Les nouvelles violences entre musulmans et bouddhistes dans l'Ouest birman ont déplacé au moins 26 000 personnes, selon l'ONU. L'organisation internationale s'inquiète d'ailleurs d'un manque de ressources pour les aider dans une région où des dizaines de milliers de déplacés dépendent déjà de l'assistance humanitaire.

Après plusieurs semaines d'accalmie dans l'État Rakhine, placé en état d'urgence depuis de premiers affrontements en juin, des violences ont de nouveau éclaté il y a une semaine entre bouddhistes de l'ethnie rakhine et Rohingyas, une minorité musulmane apatride considérée par l'ONU comme l'une des populations les plus persécutées de la planète.

Ces violences ont fait plus de 80 morts, selon un responsable gouvernemental.

Selon des estimations fournies par le gouvernement, 22 587 personnes ont été déplacées par ces nouveaux affrontements et 4655 maisons détruites, a indiqué dimanche à l'AFP le chef de l'ONU à Rangoun Ashok Nigam, précisant qu'il pourrait y en avoir encore plus.

La très grande majorité des déplacés sont musulmans et sont toujours près de leurs villages détruits.

Mais quelques milliers sont arrivés par bateau à Sittwe. En ajoutant ces «boat people», le nombre total de déplacés est d'environ 26 000, a précisé dimanche le Haut Commissariat des Nations unies pour les réfugiés (HCR).

Des centaines d'entre eux sont juste rassemblés sur une plage à l'extérieur de Sittwe, a constaté une journaliste de l'AFP.

Comme Cho Cho, musulmane de 28 ans, arrivée de Kyaukphyu, plus au sud. «Notre maison a été brûlée. Mon enfant a été tué. Mon mari aussi. S'il vous plaît, tuez-nous tous», lâche-t-elle, un bébé dans les bras.

«S'ils ne veulent pas que les "Kalars" restent dans l'État Rakhine, tuez-moi. Je ne veux pas rester ici», ajoute-t-elle, utilisant le vocable péjoratif qualifiant les musulmans.

«Je n'ai aucun espoir. Nous n'avons plus rien. C'est comme perdre sa vie entière», renchérit Hla Win, déplacé de 27 ans.
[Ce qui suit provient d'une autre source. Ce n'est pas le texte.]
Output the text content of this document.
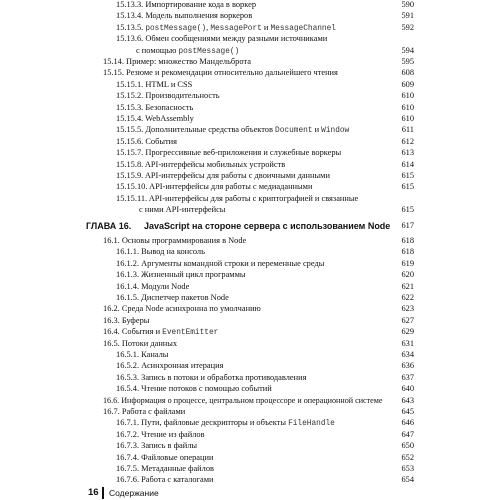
15.13.3. Импортирование кода в воркер	590
15.13.4. Модель выполнения воркеров	591
15.13.5. postMessage(), MessagePort и MessageChannel	592
15.13.6. Обмен сообщениями между разными источниками
с помощью postMessage()	594
15.14. Пример: множество Мандельброта	595
15.15. Резюме и рекомендации относительно дальнейшего чтения	608
15.15.1. HTML и CSS	609
15.15.2. Производительность	610
15.15.3. Безопасность	610
15.15.4. WebAssembly	610
15.15.5. Дополнительные средства объектов Document и Window	611
15.15.6. События	612
15.15.7. Прогрессивные веб-приложения и служебные воркеры	613
15.15.8. API-интерфейсы мобильных устройств	614
15.15.9. API-интерфейсы для работы с двоичными данными	615
15.15.10. API-интерфейсы для работы с медиаданными	615
15.15.11. API-интерфейсы для работы с криптографией и связанные
с ними API-интерфейсы	615
ГЛАВА 16. JavaScript на стороне сервера с использованием Node 617
16.1. Основы программирования в Node	618
16.1.1. Вывод на консоль	618
16.1.2. Аргументы командной строки и переменные среды	619
16.1.3. Жизненный цикл программы	620
16.1.4. Модули Node	621
16.1.5. Диспетчер пакетов Node	622
16.2. Среда Node асинхронна по умолчанию	623
16.3. Буферы	627
16.4. События и EventEmitter	629
16.5. Потоки данных	631
16.5.1. Каналы	634
16.5.2. Асинхронная итерация	636
16.5.3. Запись в потоки и обработка противодавления	637
16.5.4. Чтение потоков с помощью событий	640
16.6. Информация о процессе, центральном процессоре и операционной системе 643
16.7. Работа с файлами	645
16.7.1. Пути, файловые дескрипторы и объекты FileHandle	646
16.7.2. Чтение из файлов	647
16.7.3. Запись в файлы	650
16.7.4. Файловые операции	652
16.7.5. Метаданные файлов	653
16.7.6. Работа с каталогами	654
16 Содержание
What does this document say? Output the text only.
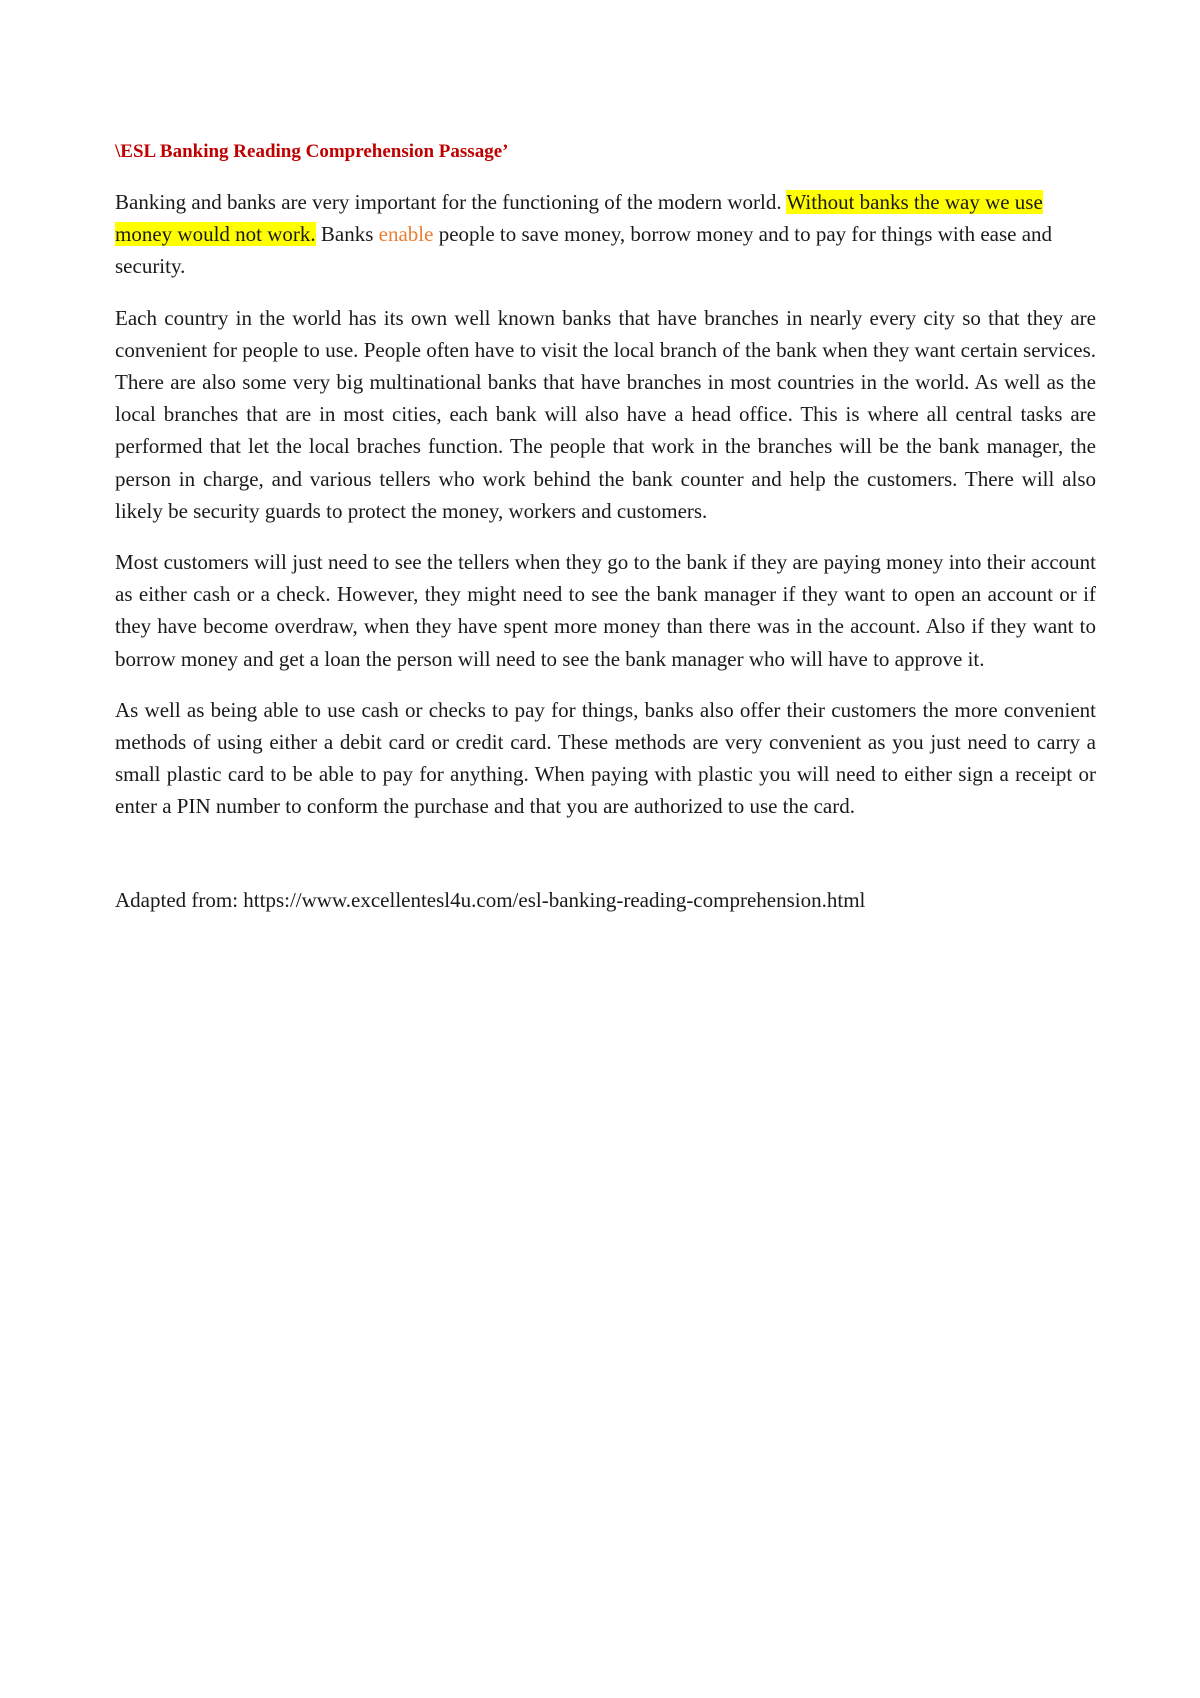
\ESL Banking Reading Comprehension Passage’

Banking and banks are very important for the functioning of the modern world. Without banks the way we use money would not work. Banks enable people to save money, borrow money and to pay for things with ease and security.

Each country in the world has its own well known banks that have branches in nearly every city so that they are convenient for people to use. People often have to visit the local branch of the bank when they want certain services. There are also some very big multinational banks that have branches in most countries in the world. As well as the local branches that are in most cities, each bank will also have a head office. This is where all central tasks are performed that let the local braches function. The people that work in the branches will be the bank manager, the person in charge, and various tellers who work behind the bank counter and help the customers. There will also likely be security guards to protect the money, workers and customers.

Most customers will just need to see the tellers when they go to the bank if they are paying money into their account as either cash or a check. However, they might need to see the bank manager if they want to open an account or if they have become overdraw, when they have spent more money than there was in the account. Also if they want to borrow money and get a loan the person will need to see the bank manager who will have to approve it.

As well as being able to use cash or checks to pay for things, banks also offer their customers the more convenient methods of using either a debit card or credit card. These methods are very convenient as you just need to carry a small plastic card to be able to pay for anything. When paying with plastic you will need to either sign a receipt or enter a PIN number to conform the purchase and that you are authorized to use the card.

Adapted from: https://www.excellentesl4u.com/esl-banking-reading-comprehension.html
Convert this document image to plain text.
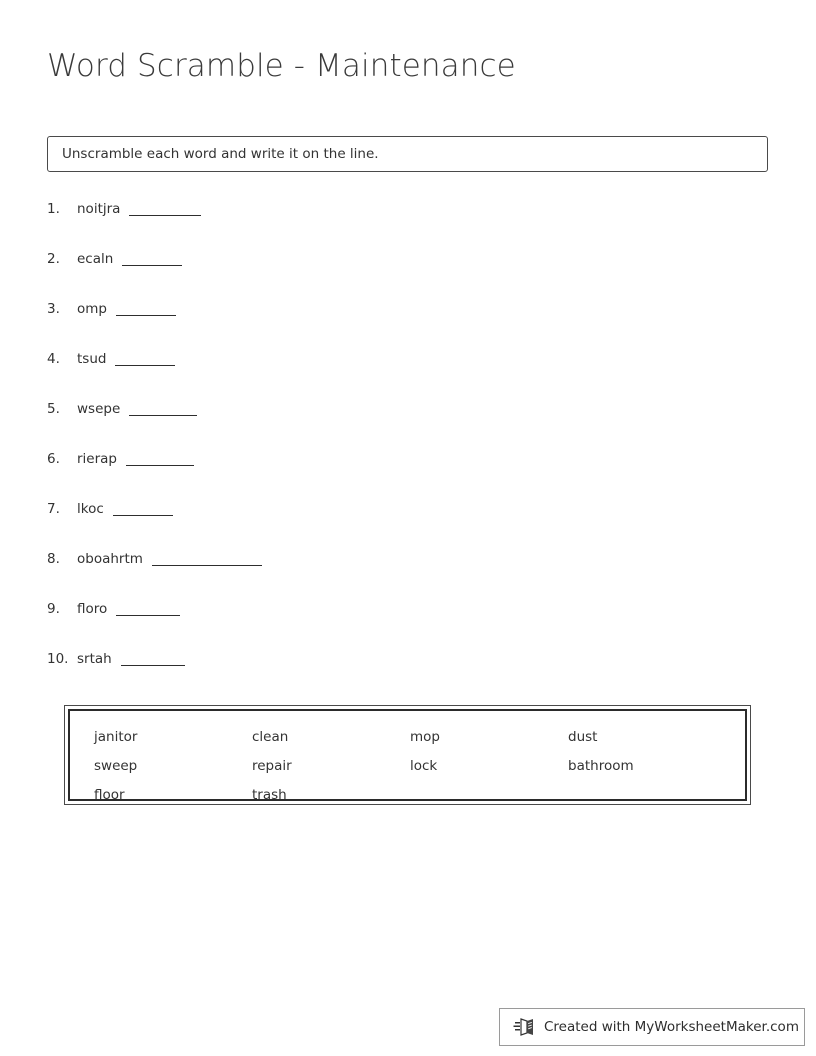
Word Scramble - Maintenance
Unscramble each word and write it on the line.
1.	noitjra
2.	ecaln
3.	omp
4.	tsud
5.	wsepe
6.	rierap
7.	lkoc
8.	oboahrtm
9.	floro
10. srtah
janitor	clean	mop	dust
sweep	repair	lock	bathroom
floor	trash
Created with MyWorksheetMaker.com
Quelque 75 000 personnes avaient été déplacées par la première vague de violences communautaires en juin, principalement des Rohingyas qui vivent toujours dans des conditions misérables juste à l'extérieur de Sittwe dans des camps où ils manquent de nourriture et de soins.

Alors prendre en charge plusieurs milliers de personnes supplémentaires ne va pas être facile. «Il va être plus difficile d'atteindre» les nouveaux déplacés, a reconnu Askhok Nigam, soulignant qu'il allait falloir «rapidement de nouvelles ressources».

Les autorités ont commencé à acheminer abris et nourriture, a indiqué Zaw Htay, du bureau du président Thein Sein, notant que les violences avaient éclaté dans des lieux «inattendus».

À Minbya, une des communes touchées par les violences de cette semaine où plus de 4000 personnes ont été déplacées, «certaines victimes sont chez des proches, certaines sont dans des camps temporaires», a indiqué un responsable de la police locale.

La police et l'armée ont pris position «entre les musulmans et les Rakhines», a souligné le policier, alors que des forces de sécurité ont été déployées dans les zones à risque.

Malgré tout, après deux jours de calme précaire, de nouveaux incidents ont eu lieu à Pauktaw, une des communes déjà affectées, où plusieurs centaines de maisons ont été brûlées dimanche, selon un responsable rakhine.

Ces affrontements opposent, dans un des États les plus pauvres du pays, deux communautés entre lesquelles les tensions existent depuis des décennies et qui ont plongé dans la violence en juin, avec un bilan officiel total de plus de 170 morts, mais qui est probablement sous-évalué.

Mais les Rohingyas ne sont pas les seules victimes musulmanes des derniers événements, selon Chris Lewa, de l'ONG The Arakan Project, qui défend les droits des Rohingyas.

«Ce ne sont pas que les Rohingyas qui sont des cibles, ce sont les musulmans en général et notamment les Kamans, qui sont une minorité reconnue, qui ont la citoyenneté», a-t-elle insisté.

De nombreux Kamans sont d'ailleurs parmi les centaines de déplacés arrivés sur la plage près de Sittwe. «Nous ne sommes pas des Rohingyas», martèle Aye Kyaw, 30 ans. «Nous voulons être protégés».